Dear Gustavo and co authors,
I have read this pre print with great interest.
I have just one comment/feedback I hope will be relevant and useful. One aspect that has not be treated in this review is the notion nuclear gene variants leading to Intra-Individual Site Polymorphisms (2ISP) (Potts et al., 2014) or heterozygous information (Lischer et al., 2013) or alleles. From the title, I was expecting something along these lines too (“heterogeneity”). I am referring to the different alleles a specific sequence can have and how to deal with this in downstream phylogenetic analyses. HTS not only allows sequencing of a massive number of individuals and markers, it also allows us to sequence the same marker over and over (number of reads and coverage) unraveling its diversity. Based on traditional Sanger sequencing these 2ISPs were mainly visual (multiple peaks). However with multiple read coverage we can address/analyze this issue in much more detail. How do we take allele variation into account in phylogenetic studies using HTS data? I think this would be a very important paragraph to add, possibly in the section “II. Data generation and data types”?. There is a still a lot of theoretical work to be done, but also novel ways to properly use this information for phylogenetic analyses. It has been shown that taking heterogeneity information into account during phylogenetic analyses has significant impact (e.g. Lischer et al., 2013) on resolution, branch length estimation and subsequently time estimation (potentially impacting macro-evolutionary analyses you refer too).
There are different ways to deal with 2ISP: phasing (physical, statistical, genealogical) (e.g. PHASE; Stephens et al., 2001; Stephens & Donnelly, 2003), random selection of alleles (Lischer et al., 2013), UIPAC (either ambiguous or informative) coding (e.g.
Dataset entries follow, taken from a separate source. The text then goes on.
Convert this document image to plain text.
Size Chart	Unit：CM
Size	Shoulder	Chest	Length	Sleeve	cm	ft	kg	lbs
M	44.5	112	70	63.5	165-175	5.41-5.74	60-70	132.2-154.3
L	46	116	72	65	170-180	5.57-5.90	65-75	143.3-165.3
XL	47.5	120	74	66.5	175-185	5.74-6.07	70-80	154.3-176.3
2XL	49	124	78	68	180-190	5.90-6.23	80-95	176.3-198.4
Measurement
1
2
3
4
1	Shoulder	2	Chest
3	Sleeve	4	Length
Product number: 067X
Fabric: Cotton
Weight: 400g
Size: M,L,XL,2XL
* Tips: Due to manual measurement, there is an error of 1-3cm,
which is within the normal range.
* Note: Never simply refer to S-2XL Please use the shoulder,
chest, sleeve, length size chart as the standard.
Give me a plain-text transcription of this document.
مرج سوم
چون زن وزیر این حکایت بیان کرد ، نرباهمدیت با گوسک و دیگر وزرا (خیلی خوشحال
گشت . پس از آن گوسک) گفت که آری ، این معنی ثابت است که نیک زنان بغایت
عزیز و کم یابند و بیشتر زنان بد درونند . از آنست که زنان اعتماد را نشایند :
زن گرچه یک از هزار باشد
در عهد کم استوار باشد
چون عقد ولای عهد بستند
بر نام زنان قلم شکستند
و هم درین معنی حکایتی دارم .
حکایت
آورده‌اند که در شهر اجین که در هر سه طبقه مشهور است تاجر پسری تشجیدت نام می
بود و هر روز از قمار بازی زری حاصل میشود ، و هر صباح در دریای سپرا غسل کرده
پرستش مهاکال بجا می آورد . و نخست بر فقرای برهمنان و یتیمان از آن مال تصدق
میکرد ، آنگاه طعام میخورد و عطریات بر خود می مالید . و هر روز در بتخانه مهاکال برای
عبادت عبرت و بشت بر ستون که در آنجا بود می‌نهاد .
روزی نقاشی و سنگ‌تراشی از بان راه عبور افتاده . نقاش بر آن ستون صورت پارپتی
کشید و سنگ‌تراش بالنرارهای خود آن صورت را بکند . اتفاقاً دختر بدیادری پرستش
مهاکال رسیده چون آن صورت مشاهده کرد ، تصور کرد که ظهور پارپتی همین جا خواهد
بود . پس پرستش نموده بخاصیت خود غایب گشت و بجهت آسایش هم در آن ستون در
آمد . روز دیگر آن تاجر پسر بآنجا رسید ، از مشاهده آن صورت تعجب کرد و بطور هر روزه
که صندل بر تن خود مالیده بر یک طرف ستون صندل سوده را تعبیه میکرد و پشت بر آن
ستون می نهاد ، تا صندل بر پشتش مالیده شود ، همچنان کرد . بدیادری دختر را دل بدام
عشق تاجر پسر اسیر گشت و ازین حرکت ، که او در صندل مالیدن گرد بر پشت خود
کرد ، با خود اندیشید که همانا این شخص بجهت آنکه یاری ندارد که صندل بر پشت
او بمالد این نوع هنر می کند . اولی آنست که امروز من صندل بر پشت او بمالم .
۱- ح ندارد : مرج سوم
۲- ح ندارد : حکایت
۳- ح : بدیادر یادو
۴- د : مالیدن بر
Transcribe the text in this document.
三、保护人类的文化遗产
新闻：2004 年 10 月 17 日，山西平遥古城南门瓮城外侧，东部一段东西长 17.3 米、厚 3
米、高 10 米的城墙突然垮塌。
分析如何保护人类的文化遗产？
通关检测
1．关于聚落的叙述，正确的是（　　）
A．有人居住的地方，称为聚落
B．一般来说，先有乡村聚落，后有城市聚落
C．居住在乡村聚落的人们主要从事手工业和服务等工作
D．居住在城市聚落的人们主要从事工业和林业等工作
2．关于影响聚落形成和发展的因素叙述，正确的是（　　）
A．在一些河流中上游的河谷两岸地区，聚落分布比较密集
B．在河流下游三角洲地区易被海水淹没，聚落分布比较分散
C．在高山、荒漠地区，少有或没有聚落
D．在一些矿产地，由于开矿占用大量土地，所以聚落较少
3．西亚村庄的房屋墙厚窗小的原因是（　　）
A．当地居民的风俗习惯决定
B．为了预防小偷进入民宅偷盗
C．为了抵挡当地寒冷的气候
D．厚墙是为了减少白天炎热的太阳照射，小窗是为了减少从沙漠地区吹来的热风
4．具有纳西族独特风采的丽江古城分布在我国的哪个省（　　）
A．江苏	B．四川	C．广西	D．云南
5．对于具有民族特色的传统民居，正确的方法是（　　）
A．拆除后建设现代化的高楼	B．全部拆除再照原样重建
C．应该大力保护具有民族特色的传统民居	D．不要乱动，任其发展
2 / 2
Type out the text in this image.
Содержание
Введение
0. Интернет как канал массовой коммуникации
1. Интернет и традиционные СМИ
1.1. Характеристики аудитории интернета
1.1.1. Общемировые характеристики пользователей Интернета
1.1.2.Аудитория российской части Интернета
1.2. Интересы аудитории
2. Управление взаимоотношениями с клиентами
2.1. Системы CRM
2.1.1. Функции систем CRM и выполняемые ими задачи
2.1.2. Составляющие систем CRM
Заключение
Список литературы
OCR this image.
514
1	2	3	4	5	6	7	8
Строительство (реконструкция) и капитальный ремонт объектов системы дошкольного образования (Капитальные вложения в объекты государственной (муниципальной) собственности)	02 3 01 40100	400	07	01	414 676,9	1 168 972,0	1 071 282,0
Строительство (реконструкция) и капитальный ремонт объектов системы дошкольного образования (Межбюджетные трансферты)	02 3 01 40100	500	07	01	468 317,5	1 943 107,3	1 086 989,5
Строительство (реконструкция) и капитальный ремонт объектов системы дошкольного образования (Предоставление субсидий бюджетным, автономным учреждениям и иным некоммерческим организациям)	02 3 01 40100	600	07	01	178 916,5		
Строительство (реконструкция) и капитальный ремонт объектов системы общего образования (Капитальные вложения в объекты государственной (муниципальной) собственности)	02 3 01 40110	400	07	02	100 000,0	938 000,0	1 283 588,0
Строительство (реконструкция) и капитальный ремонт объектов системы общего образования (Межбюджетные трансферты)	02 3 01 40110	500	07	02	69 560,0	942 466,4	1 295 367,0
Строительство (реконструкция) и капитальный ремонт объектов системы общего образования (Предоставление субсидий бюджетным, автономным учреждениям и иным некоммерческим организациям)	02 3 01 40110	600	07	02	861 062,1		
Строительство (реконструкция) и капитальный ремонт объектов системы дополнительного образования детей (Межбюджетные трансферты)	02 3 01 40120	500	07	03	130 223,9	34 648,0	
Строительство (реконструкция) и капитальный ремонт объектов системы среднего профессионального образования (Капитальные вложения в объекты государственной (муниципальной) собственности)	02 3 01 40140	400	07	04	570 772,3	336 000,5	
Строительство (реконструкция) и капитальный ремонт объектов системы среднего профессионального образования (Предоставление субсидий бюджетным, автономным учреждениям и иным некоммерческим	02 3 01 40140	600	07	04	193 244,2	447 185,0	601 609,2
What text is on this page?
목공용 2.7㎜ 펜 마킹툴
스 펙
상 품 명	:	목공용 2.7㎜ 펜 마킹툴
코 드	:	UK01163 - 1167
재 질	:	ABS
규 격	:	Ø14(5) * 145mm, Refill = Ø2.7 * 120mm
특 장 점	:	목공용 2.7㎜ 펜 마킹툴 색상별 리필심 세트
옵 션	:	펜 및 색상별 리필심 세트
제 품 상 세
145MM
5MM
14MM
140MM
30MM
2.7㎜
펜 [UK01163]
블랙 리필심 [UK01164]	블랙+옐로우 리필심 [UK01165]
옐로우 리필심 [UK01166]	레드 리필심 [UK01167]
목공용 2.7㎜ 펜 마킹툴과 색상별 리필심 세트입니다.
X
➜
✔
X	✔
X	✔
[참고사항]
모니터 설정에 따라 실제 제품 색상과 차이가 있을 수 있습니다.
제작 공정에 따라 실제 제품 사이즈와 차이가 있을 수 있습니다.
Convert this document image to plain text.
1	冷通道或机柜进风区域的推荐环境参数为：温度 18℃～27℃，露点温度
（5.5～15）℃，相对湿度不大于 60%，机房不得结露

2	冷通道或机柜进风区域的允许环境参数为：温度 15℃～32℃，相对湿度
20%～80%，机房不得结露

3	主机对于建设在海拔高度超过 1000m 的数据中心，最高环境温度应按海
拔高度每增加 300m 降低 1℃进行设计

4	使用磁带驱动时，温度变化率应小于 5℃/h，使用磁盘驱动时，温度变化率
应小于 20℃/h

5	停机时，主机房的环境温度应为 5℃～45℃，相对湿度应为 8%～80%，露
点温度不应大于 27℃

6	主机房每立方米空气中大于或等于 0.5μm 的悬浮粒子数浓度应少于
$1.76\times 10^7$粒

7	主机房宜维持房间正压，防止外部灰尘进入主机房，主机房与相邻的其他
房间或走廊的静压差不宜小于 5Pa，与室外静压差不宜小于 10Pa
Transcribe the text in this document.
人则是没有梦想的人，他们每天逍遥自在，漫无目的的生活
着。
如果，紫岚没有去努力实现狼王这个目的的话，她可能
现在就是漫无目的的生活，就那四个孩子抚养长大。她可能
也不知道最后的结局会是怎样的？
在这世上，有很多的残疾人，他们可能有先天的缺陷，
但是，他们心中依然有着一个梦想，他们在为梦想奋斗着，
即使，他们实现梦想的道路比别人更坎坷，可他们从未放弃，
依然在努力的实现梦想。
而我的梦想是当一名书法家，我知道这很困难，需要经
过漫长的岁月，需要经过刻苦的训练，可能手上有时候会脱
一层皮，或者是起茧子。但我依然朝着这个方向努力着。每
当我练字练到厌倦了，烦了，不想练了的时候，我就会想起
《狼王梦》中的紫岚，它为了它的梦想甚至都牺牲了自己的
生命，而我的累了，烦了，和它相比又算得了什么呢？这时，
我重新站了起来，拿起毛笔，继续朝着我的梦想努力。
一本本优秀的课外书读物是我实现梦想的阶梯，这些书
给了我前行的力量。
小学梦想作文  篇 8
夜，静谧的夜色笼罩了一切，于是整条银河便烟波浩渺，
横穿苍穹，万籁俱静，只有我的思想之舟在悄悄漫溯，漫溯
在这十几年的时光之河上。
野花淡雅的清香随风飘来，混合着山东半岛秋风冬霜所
Potts et al., 2014). These methods all have advantages and disadvantages. A quick review of these would be a great addition and in line with your current review, I think. I provide a non exhaustive list of key references below.
Thomas Couvreur (email@example.com)
Lischer, H.E., Excoffier, L., & Heckel, G. (2013) Ignoring heterozygous sites biases phylogenomic estimates of divergence times: implications for the evolutionary history of Microtus voles. Molecular biology and evolution, 31, 817–831.
Potts, A.J., Hedderson, T.A., & Grimm, G.W. (2014) Constructing Phylogenies in the Presence Of Intra-Individual Site Polymorphisms (2ISPs) with a Focus on the Nuclear Ribosomal Cistron. Systematic Biology, 63, 1–16.
Stephens, M. & Donnelly, P. (2003) A Comparison of Bayesian Methods for Haplotype Reconstruction from Population Genotype Data. The American Journal of Human Genetics, 73, 1162–1169.
Stephens, M., Smith, N.J., & Donnelly, P. (2001) A new statistical method for haplotype reconstruction from population data. The American Journal of Human Genetics, 68, 978–989.